Pat Robertson thinks Donald Trump bragging about sexual assault was "macho"

Pat Robertson thinks Donald Trump bragging about sexual assault was "macho"
Source: AP
Source: AP

Evangelical preacher and Christian Broadcasting Network host Pat Robertson offered a decidedly twisted take on the Washington Post's Friday release of a 2005 video showing Republican presidential nominee Donald Trump bragging about how his fame enabled him to grope and kiss women with no repercussions.

Robertson, Raw Story reported, on Monday said the video in which Trump could be heard saying he grabbed women "by the pussy" only caught the nominee acting "macho."

"Trump was the winner" of Sunday's presidential debate, Robertson told his audience on the 700 Club. "Basically, the pundits were writing him off."

"A guy does something 11 years ago, it was a conversation in Hollywood where he's trying to look like he's macho," Robertson continued. "And 11 years after that they surface it from the Washington Post or whatever, bring it out within 30 days or so of the election and this is supposed to be the death blow and everybody writes him off, 'OK, he's dead.
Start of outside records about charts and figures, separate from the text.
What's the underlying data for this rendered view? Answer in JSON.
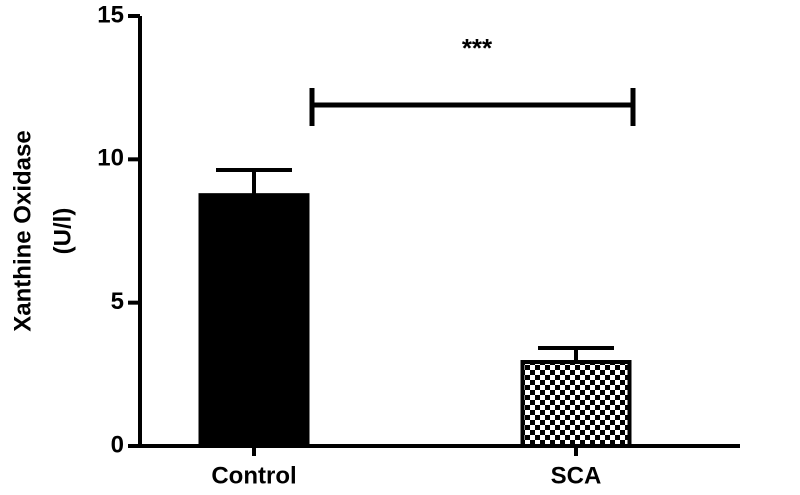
{
  "chart_data": {
    "type": "bar",
    "ylabel": [
      "Xanthine Oxidase",
      "(U/l)"
    ],
    "categories": [
      "Control",
      "SCA"
    ],
    "values": [
      8.75,
      2.93
    ],
    "errors": [
      0.88,
      0.49
    ],
    "color": "#000000",
    "patterns": [
      "solid",
      "checkerboard"
    ],
    "ylim": [
      0,
      15
    ],
    "yticks": [
      0,
      5,
      10,
      15
    ],
    "annotation": "***"
  }
}
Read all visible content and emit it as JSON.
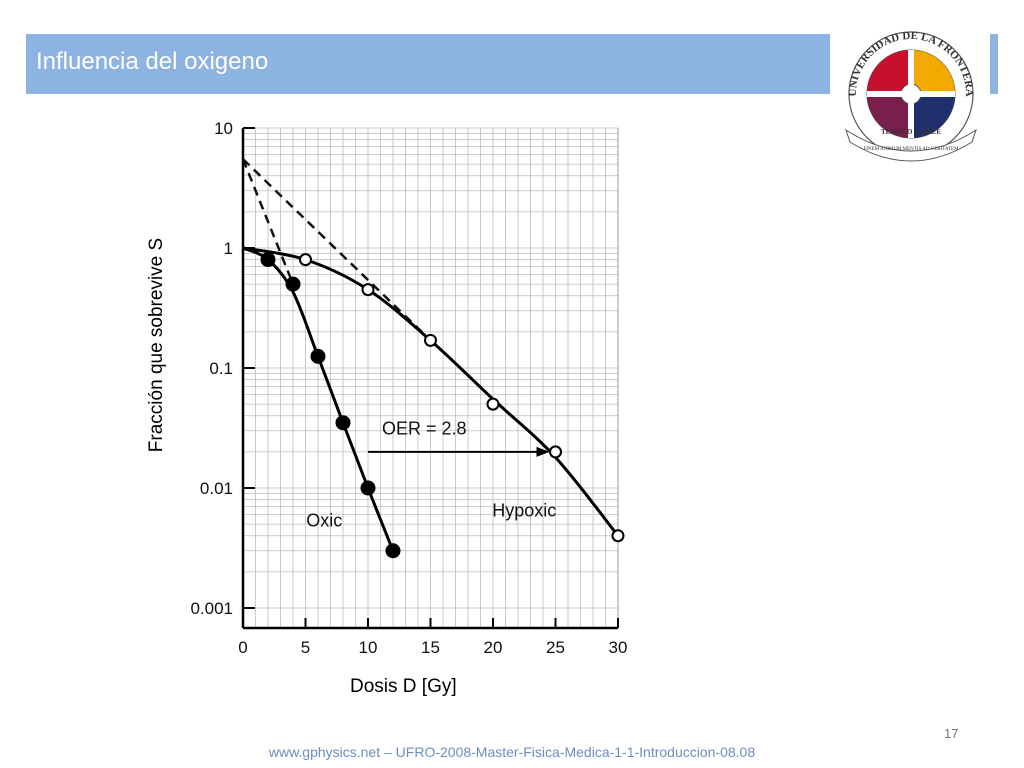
{
  "slide": {
    "title": "Influencia del oxigeno",
    "page_number": "17",
    "footer": "www.gphysics.net – UFRO-2008-Master-Fisica-Medica-1-1-Introduccion-08.08"
  },
  "logo": {
    "name": "UNIVERSIDAD DE LA FRONTERA",
    "city": "TEMUCO • CHILE",
    "motto": "FINEM ANIMUM MENTIS AD VERITATEM"
  },
  "colors": {
    "title_bar": "#8db3e2",
    "footer_text": "#6c8ebf",
    "logo_red": "#c8102e",
    "logo_yellow": "#f2a900",
    "logo_navy": "#1f2f6d",
    "logo_purple": "#7a1e4e"
  },
  "chart_data": {
    "type": "scatter",
    "xlabel": "Dosis D [Gy]",
    "ylabel": "Fracción que sobrevive S",
    "xlim": [
      0,
      30
    ],
    "ylim": [
      0.001,
      10
    ],
    "yscale": "log",
    "grid": true,
    "x_ticks": [
      "0",
      "5",
      "10",
      "15",
      "20",
      "25",
      "30"
    ],
    "y_ticks": [
      "0.001",
      "0.01",
      "0.1",
      "1",
      "10"
    ],
    "series": [
      {
        "name": "Oxic",
        "marker": "filled",
        "x": [
          2,
          4,
          6,
          8,
          10,
          12
        ],
        "y": [
          0.8,
          0.5,
          0.125,
          0.035,
          0.01,
          0.003
        ],
        "curve_x": [
          0,
          2,
          4,
          6,
          8,
          10,
          12
        ],
        "curve_y": [
          1,
          0.8,
          0.43,
          0.125,
          0.035,
          0.01,
          0.003
        ]
      },
      {
        "name": "Hypoxic",
        "marker": "open",
        "x": [
          5,
          10,
          15,
          20,
          25,
          30
        ],
        "y": [
          0.8,
          0.45,
          0.17,
          0.05,
          0.02,
          0.004
        ],
        "curve_x": [
          0,
          5,
          10,
          15,
          20,
          25,
          30
        ],
        "curve_y": [
          1,
          0.8,
          0.45,
          0.17,
          0.055,
          0.018,
          0.004
        ]
      }
    ],
    "extrapolations": [
      {
        "x": [
          0,
          4
        ],
        "y": [
          5.5,
          0.5
        ]
      },
      {
        "x": [
          0,
          15
        ],
        "y": [
          5.5,
          0.17
        ]
      }
    ],
    "annotations": [
      {
        "text": "OER = 2.8",
        "x": 14.5,
        "y": 0.028,
        "arrow_from": [
          10,
          0.02
        ],
        "arrow_to": [
          25,
          0.02
        ]
      },
      {
        "text": "Oxic",
        "x": 6.5,
        "y": 0.0048
      },
      {
        "text": "Hypoxic",
        "x": 22.5,
        "y": 0.0058
      }
    ]
  }
}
Now you've got to get out of the way and let Mike Pence run the campaign.'"

"The Donald says no," he concluded. "He's like the phoenix: They think he's dead, he's come back. And he came back strong. So, he won that debate."

To be clear, bragging about nonconsensual sexual contact is not a healthy expression of masculinity, but just plain old misogyny — and, seeing as multiple women have come forward saying Trump did in fact assault them in the manner described, it may constitute an admission of criminal behavior. Scores of high-profile Republicans have abandoned Trump in the wake of the video's release for those reasons.

While Robertson may find it easy to write off Trump's behavior, other evangelical leaders haven't. One of Trump's "most influential conservative Christian backers," Wayne Grudem, pulled his support for the nominee and said he regretted not denouncing his character earlier in a letter posted Sunday, the Wall Street Journal reported. Prominent female evangelicals including preacher Beth Moore and author Christine Caine have also said they can no longer support Trump.